Making the inevitable comparisons with the pretty 500, the 500L won’t steal people’s hearts and souls with its looks. That said, this week, we have put a considerable number of miles on the 500L and found that it is not without its merits.

Worthy cruiser

Having done a couple of long, late night motorway drives, the 500L has proved a worthy cruiser. The 1.6 diesel engine fitted is capable and gobbles-up miles well. In sixth, 70mph has the engine turning-over at just 2,000 rpm and the car is happy keeping-up with everything in the outside lane. There is a little wind noise but it’s quite civilised and even with high wind warnings on bridges, the 500L felt very stable, despite its height.

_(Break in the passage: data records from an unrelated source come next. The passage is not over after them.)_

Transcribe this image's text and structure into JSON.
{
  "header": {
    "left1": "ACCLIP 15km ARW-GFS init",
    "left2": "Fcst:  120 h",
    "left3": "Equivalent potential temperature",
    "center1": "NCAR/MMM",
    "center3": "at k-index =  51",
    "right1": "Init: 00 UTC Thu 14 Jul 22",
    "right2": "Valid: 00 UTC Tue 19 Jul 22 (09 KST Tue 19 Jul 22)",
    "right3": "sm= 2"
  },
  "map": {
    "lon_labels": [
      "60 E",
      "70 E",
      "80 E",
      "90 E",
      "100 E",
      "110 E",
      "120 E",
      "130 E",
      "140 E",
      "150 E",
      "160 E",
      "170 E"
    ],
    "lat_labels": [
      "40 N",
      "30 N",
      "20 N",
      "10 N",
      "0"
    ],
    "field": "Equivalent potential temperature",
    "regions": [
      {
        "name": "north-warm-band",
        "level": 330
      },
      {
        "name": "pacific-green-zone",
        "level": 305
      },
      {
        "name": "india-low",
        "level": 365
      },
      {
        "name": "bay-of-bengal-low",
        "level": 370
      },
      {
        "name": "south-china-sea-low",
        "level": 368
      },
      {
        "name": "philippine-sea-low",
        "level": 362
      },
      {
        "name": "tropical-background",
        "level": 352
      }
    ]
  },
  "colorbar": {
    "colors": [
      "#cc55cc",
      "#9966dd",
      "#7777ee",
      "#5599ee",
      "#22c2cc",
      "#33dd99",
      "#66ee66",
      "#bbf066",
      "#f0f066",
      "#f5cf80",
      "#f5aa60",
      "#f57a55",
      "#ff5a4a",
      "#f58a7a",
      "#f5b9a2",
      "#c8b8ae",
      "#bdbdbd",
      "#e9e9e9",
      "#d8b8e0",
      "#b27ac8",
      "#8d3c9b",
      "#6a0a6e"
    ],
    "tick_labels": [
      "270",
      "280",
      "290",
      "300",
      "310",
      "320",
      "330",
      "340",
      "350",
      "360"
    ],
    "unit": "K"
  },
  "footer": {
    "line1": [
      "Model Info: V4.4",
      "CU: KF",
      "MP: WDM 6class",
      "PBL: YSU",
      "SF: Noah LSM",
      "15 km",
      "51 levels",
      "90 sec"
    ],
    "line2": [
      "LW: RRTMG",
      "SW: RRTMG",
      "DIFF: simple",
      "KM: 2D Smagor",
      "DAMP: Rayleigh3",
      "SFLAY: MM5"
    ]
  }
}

The view out is somewhat cluttered, what with twin windscreen pillars (giving a bay window effect) and over-sized door mirrors, all reducing forward visibility. Look up and the large panoramic roof (standard on the Lounge model tested) is pleasing; drop your eyes to the dashboard and there is nothing particularly remarkable. There are white dials with floating needle effects and red text in the central information box which isn’t the easiest to read. Functionally, this Lounge model has the essentials: Bluetooth and USB connectivity, auto wipers and lights plus dual zone climate control. All the main controls are easy to use.

Good access

Height and location of the seating is fine but the seat backs curve away and therefore lack upper body support. Boot access and capacity is good; there were no issues with a generous weekly shop in addition to a few pairs of wellies left in from a previous trip.

Where the 500L does score points is with its ride. Not only did it cope with speed humps admirably, a couple of trips to a friend’s farm along ¾ mile of unmade track proved to be a doddle (whereas my Series Land Rover almost shook my fillings out). In terms of handling, it is all very neutral and safe. It turns-in reasonably well but I didn’t feel comfortable pushing it particularly hard on bends.

So, the 500L is a fair work horse. Whether it will appeal to those style-concious 500 owners who have outgrown their cars, only Fiat’s sales figures will tell.

Fiat 500L Lounge 1.6 MultiJet diesel, £19,740 (incl. £850 paint/white roof option). Range starts at £14,995.

Power: 105 bhp (@ 3,750 rpm), torque: 320 Nm (@ 1,750 rpm), emissions: 117 g/km CO2 (band C), 0-62 mph: 11.3 secs.